Erfolgreiche VPOD-Bildungskonferenz: Entschieden gegen Abbau

VON: CHRISTINE FLITNER

Lehrpersonen aller Stufen und weitere Fachleute der Bildungsgewerkschaft VPOD diskutierten anlässlich der Verbandskonferenz vom 16. und 17. Mai in Solothurn über die Zusammenhänge zwischen Bildung und ihrer Ökonomisierung im Zuge der aktuellen Finanzkrisen. Sie hielten fest, dass die Sparpolitik einen Angriff auf die Fundamente der öffentlichen Schule darstellt. Die spanische Gewerkschafterin Carmen Agustin Lacruz zeigte die Methoden, mit denen in Spanien der Service public abgebaut wird, und ermutigte die Schweizer Gewerkschaften, die öffentliche Schule und ihre Qualität zu verteidigen.

Die Delegierten waren sich einig, dass Abbauprogramme in den Kantonen die Qualität der Bildungseinrichtungen gefährden und einen Angriff auf die Arbeitsbedingungen der Lehrer und der Wissenschaftlerinnen darstellen.
Unter anderem sprachen sich die versammelten Lehrpersonen dafür aus, dass der Beitritt der Schweiz zur Behindertenrechtskonvention einen echten Schritt voran in Richtung einer inklusiven Schule auslösen müsse. Alle Kinder müssen die notwendige Unterstützung erhalten, damit sie eine Ausbildung im Rahmen der obligatorischen Schule machen können.
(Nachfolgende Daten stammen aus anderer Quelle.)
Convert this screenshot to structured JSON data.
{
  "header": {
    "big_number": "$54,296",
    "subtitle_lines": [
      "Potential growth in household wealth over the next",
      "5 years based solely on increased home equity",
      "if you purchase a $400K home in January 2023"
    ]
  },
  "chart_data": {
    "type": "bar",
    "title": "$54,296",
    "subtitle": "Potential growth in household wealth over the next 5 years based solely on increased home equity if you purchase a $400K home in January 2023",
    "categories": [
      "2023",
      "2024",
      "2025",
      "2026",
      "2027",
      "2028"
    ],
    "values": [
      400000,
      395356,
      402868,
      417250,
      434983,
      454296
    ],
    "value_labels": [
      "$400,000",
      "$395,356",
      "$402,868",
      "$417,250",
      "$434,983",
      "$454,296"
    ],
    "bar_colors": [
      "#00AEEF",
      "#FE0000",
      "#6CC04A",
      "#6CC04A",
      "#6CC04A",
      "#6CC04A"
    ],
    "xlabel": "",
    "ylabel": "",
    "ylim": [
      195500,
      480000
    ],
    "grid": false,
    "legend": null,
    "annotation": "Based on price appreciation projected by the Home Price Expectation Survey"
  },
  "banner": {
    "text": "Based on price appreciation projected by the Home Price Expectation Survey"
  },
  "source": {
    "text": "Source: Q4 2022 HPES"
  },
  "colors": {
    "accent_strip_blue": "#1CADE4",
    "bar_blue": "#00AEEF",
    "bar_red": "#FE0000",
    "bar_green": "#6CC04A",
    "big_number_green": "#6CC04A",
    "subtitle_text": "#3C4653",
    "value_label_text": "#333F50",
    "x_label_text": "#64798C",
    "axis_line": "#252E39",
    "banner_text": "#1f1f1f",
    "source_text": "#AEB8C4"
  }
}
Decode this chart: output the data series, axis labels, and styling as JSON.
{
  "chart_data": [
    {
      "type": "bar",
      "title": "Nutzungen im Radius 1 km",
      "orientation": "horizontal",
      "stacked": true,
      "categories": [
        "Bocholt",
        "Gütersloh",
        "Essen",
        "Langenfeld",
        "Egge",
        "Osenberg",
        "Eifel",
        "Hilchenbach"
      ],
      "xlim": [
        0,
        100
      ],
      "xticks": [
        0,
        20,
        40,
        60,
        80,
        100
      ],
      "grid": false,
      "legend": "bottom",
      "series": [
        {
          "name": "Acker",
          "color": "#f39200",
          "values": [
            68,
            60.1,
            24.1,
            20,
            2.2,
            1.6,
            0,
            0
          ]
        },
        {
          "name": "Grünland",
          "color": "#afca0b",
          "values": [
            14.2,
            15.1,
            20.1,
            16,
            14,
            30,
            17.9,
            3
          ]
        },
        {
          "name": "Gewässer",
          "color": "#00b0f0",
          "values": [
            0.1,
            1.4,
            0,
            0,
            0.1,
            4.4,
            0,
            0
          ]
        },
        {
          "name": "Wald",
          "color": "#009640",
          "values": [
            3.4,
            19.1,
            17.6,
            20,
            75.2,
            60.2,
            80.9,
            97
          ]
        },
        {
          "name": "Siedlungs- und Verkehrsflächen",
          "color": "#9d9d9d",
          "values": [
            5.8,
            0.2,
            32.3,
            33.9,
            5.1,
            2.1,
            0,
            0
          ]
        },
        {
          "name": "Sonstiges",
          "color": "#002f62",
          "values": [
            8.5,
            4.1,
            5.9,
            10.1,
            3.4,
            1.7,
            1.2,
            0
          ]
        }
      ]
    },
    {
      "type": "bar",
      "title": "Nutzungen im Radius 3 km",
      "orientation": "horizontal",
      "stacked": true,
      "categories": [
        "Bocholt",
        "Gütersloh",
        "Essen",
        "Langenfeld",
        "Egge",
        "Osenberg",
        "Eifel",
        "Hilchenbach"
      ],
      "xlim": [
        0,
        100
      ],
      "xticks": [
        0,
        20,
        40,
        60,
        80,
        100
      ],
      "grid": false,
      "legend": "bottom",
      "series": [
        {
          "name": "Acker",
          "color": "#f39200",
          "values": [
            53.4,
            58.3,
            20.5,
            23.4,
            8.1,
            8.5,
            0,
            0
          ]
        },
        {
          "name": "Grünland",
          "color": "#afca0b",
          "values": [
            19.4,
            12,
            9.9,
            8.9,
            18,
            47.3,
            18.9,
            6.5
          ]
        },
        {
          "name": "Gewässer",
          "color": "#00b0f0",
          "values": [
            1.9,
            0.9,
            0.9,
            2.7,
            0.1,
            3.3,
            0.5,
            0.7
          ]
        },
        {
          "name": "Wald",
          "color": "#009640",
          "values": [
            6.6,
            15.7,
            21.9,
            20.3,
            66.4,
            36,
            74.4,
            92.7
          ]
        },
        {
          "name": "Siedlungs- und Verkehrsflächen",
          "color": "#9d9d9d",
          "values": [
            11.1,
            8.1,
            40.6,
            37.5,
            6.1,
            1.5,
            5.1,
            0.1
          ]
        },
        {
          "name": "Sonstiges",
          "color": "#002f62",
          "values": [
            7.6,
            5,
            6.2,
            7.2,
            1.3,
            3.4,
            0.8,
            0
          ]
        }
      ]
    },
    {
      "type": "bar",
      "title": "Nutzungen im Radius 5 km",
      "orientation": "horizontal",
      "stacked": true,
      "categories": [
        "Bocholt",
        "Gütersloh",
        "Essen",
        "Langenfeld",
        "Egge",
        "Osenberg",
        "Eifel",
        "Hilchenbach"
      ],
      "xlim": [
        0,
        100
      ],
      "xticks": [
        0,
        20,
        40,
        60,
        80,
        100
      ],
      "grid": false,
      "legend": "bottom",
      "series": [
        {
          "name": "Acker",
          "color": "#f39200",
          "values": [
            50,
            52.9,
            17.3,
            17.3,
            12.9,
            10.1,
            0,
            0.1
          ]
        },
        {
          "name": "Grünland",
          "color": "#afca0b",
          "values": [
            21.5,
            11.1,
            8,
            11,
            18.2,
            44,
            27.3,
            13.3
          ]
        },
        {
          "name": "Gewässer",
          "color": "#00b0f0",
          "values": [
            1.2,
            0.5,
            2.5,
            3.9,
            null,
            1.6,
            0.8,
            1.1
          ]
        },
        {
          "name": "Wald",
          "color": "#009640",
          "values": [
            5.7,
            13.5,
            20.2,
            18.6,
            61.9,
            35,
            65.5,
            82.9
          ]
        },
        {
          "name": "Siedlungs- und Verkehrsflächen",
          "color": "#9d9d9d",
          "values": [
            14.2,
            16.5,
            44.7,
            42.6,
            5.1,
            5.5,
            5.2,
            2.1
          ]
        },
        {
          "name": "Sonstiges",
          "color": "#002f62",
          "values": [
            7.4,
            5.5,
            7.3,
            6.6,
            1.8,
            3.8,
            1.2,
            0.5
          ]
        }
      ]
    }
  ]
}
Die Delegierten protestierten scharf gegen den Überarbeitungsvorschlag zum Lehrplan 21, der einseitig Konzessionen an die rechten Kritiker macht. Zudem sprachen sich die Delegierten für die Stipendieninitiative des VSS und gegen den Gegenvorschlag des Bundesrats aus. Weitere Themen waren das Mitbestimmungsrecht an Hochschulen und Universitäten, der Erstsprachenunterricht an der Schule sowie die Bildung auf der Sekundarstufe II.

Katrin Meier, Oberstufenlehrerin aus Zürich, wurde als Präsidentin der VPOD-Lehrpersonen für weitere vier Jahre im Amt bestätigt.